Moody’s Mark Zandi: Fed to Make Slow, Incremental Rate Cuts in 2026 as CPI Stays Above Target

Moody’s chief economist Mark Zandi said the Federal Reserve is likely to implement several slow, incremental rate cuts in 2026 rather than an aggressive easing cycle. The outlook reflects a fragile U.S. economy and inflation that remains above the Fed’s 2% target — November 2025 CPI rose 2.7% year‑over‑year and core CPI was 2.6%. Zandi warned inflation risks are two‑sided, complicating the Fed’s decision-making and requiring disciplined policy signalling.
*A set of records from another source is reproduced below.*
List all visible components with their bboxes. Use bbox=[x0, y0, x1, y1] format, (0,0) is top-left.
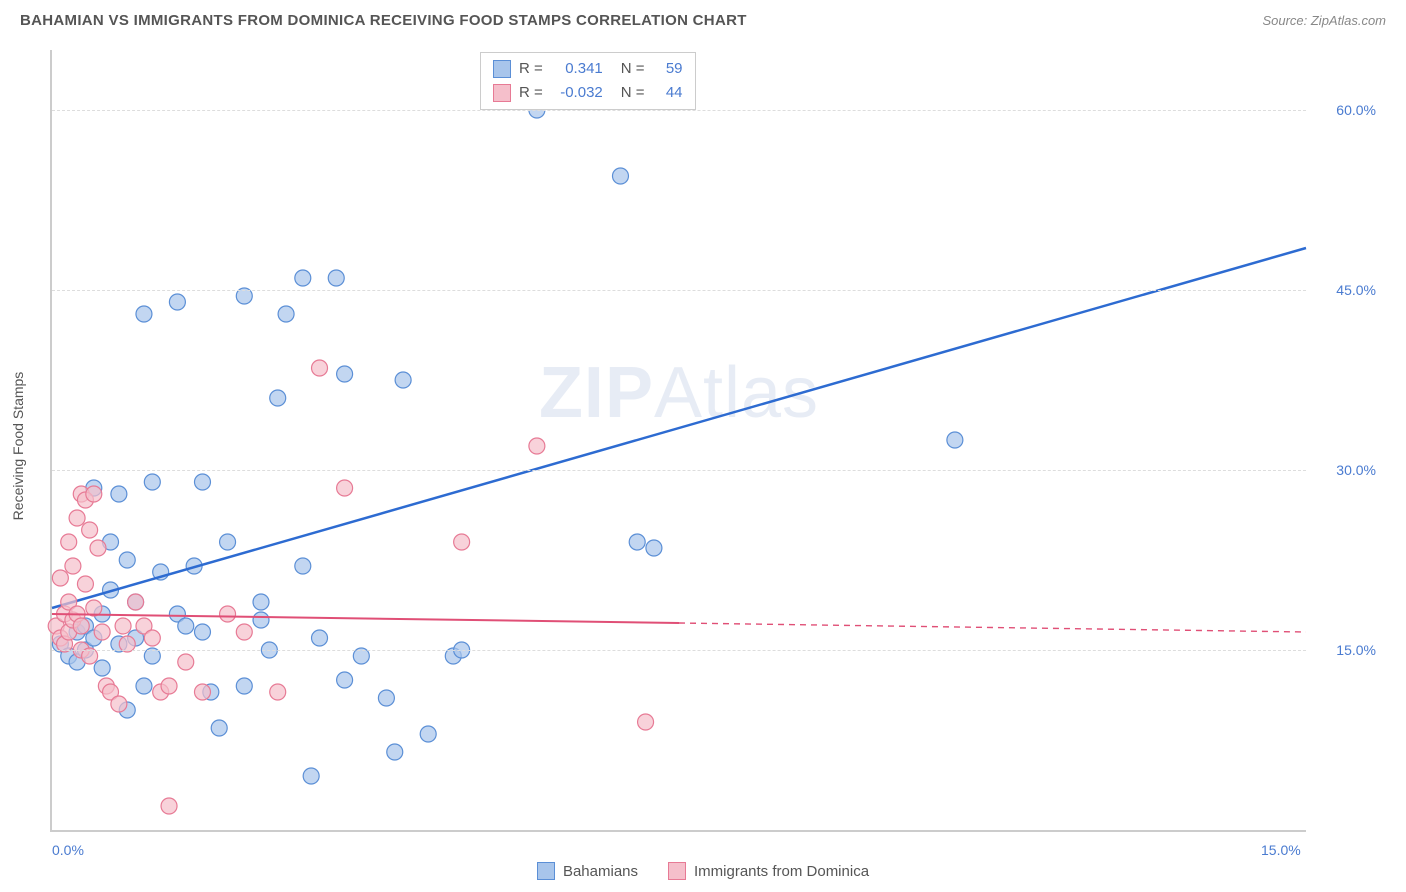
data-point bbox=[253, 594, 269, 610]
data-point bbox=[378, 690, 394, 706]
chart-title: BAHAMIAN VS IMMIGRANTS FROM DOMINICA REC… bbox=[20, 12, 747, 29]
data-point bbox=[270, 684, 286, 700]
data-point bbox=[420, 726, 436, 742]
data-point bbox=[69, 510, 85, 526]
data-point bbox=[612, 168, 628, 184]
stats-swatch-2 bbox=[493, 84, 511, 102]
data-point bbox=[73, 618, 89, 634]
data-point bbox=[638, 714, 654, 730]
data-point bbox=[295, 558, 311, 574]
chart-source: Source: ZipAtlas.com bbox=[1262, 13, 1386, 28]
data-point bbox=[278, 306, 294, 322]
data-point bbox=[61, 534, 77, 550]
stats-r-label-1: R = bbox=[519, 57, 543, 81]
data-point bbox=[395, 372, 411, 388]
data-point bbox=[312, 360, 328, 376]
gridline bbox=[52, 470, 1306, 471]
stats-n-label-1: N = bbox=[621, 57, 645, 81]
plot-area: ZIPAtlas 15.0%30.0%45.0%60.0%0.0%15.0% bbox=[50, 50, 1306, 832]
data-point bbox=[236, 624, 252, 640]
legend-item-2: Immigrants from Dominica bbox=[668, 862, 869, 880]
data-point bbox=[115, 618, 131, 634]
stats-n-value-2: 44 bbox=[653, 81, 683, 105]
legend-label-2: Immigrants from Dominica bbox=[694, 863, 869, 880]
y-tick-label: 60.0% bbox=[1316, 102, 1376, 118]
data-point bbox=[111, 486, 127, 502]
y-axis-title: Receiving Food Stamps bbox=[10, 372, 26, 521]
stats-row-1: R = 0.341 N = 59 bbox=[493, 57, 683, 81]
data-point bbox=[337, 672, 353, 688]
stats-row-2: R = -0.032 N = 44 bbox=[493, 81, 683, 105]
chart-header: BAHAMIAN VS IMMIGRANTS FROM DOMINICA REC… bbox=[0, 0, 1406, 40]
data-point bbox=[94, 624, 110, 640]
y-tick-label: 30.0% bbox=[1316, 462, 1376, 478]
data-point bbox=[178, 618, 194, 634]
data-point bbox=[529, 438, 545, 454]
data-point bbox=[136, 306, 152, 322]
data-point bbox=[94, 660, 110, 676]
gridline bbox=[52, 110, 1306, 111]
data-point bbox=[629, 534, 645, 550]
data-point bbox=[220, 534, 236, 550]
data-point bbox=[82, 522, 98, 538]
data-point bbox=[86, 486, 102, 502]
legend-item-1: Bahamians bbox=[537, 862, 638, 880]
data-point bbox=[136, 678, 152, 694]
data-point bbox=[194, 624, 210, 640]
y-tick-label: 15.0% bbox=[1316, 642, 1376, 658]
stats-r-value-2: -0.032 bbox=[551, 81, 603, 105]
data-point bbox=[947, 432, 963, 448]
stats-r-value-1: 0.341 bbox=[551, 57, 603, 81]
stats-box: R = 0.341 N = 59 R = -0.032 N = 44 bbox=[480, 52, 696, 110]
data-point bbox=[220, 606, 236, 622]
stats-swatch-1 bbox=[493, 60, 511, 78]
data-point bbox=[65, 558, 81, 574]
data-point bbox=[90, 540, 106, 556]
data-point bbox=[454, 534, 470, 550]
legend-label-1: Bahamians bbox=[563, 863, 638, 880]
legend-swatch-2 bbox=[668, 862, 686, 880]
x-tick-label: 15.0% bbox=[1261, 842, 1301, 858]
data-point bbox=[128, 594, 144, 610]
gridline bbox=[52, 290, 1306, 291]
gridline bbox=[52, 650, 1306, 651]
trend-line-dashed bbox=[679, 623, 1306, 632]
data-point bbox=[312, 630, 328, 646]
data-point bbox=[236, 678, 252, 694]
data-point bbox=[303, 768, 319, 784]
data-point bbox=[328, 270, 344, 286]
bottom-legend: Bahamians Immigrants from Dominica bbox=[0, 862, 1406, 880]
data-point bbox=[77, 576, 93, 592]
data-point bbox=[119, 552, 135, 568]
data-point bbox=[387, 744, 403, 760]
stats-r-label-2: R = bbox=[519, 81, 543, 105]
chart-svg bbox=[52, 50, 1306, 830]
data-point bbox=[253, 612, 269, 628]
data-point bbox=[646, 540, 662, 556]
stats-n-value-1: 59 bbox=[653, 57, 683, 81]
data-point bbox=[211, 720, 227, 736]
data-point bbox=[144, 474, 160, 490]
y-tick-label: 45.0% bbox=[1316, 282, 1376, 298]
data-point bbox=[337, 366, 353, 382]
data-point bbox=[270, 390, 286, 406]
x-tick-label: 0.0% bbox=[52, 842, 84, 858]
data-point bbox=[169, 294, 185, 310]
data-point bbox=[111, 696, 127, 712]
stats-n-label-2: N = bbox=[621, 81, 645, 105]
data-point bbox=[52, 570, 68, 586]
data-point bbox=[194, 474, 210, 490]
data-point bbox=[295, 270, 311, 286]
data-point bbox=[161, 678, 177, 694]
data-point bbox=[161, 798, 177, 814]
data-point bbox=[178, 654, 194, 670]
data-point bbox=[144, 630, 160, 646]
data-point bbox=[194, 684, 210, 700]
legend-swatch-1 bbox=[537, 862, 555, 880]
data-point bbox=[337, 480, 353, 496]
For crypto markets, the anticipated gradual easing matters because rate cuts affect liquidity, risk appetite, leverage conditions and cross‑asset correlations; traders should monitor shifting monetary signals as they reassess demand drivers for Bitcoin and other digital assets.
Neutral
Zandi’s forecast of gradual, incremental rate cuts is neither strongly stimulative nor immediately contractionary for crypto. Slow cuts typically increase liquidity and can raise risk appetite over time, which is supportive for risk assets including cryptocurrencies. However, because inflation remains above target and the Fed is expected to act cautiously, any easing is likely to be modest and drawn out — limiting a decisive bullish impulse. Historical parallels: past cycles of gradual easing (e.g., parts of 2019) supported risk assets but did not produce the rapid, sustained rallies seen after large, aggressive easing (e.g., 2020 pandemic cuts). Short-term impact: increased sensitivity to macro data and Fed commentary; heightened volatility around CPI releases and Fed signals. Traders should watch real-time inflation prints, Fed communications, and liquidity indicators (funding rates, stablecoin flows, margin levels). Long-term impact: a prolonged, mild easing cycle can be constructive for crypto adoption and risk-on positioning but may produce a series of stop-start rallies rather than a persistent bull market until clear, sustained disinflation and stronger rate cuts occur.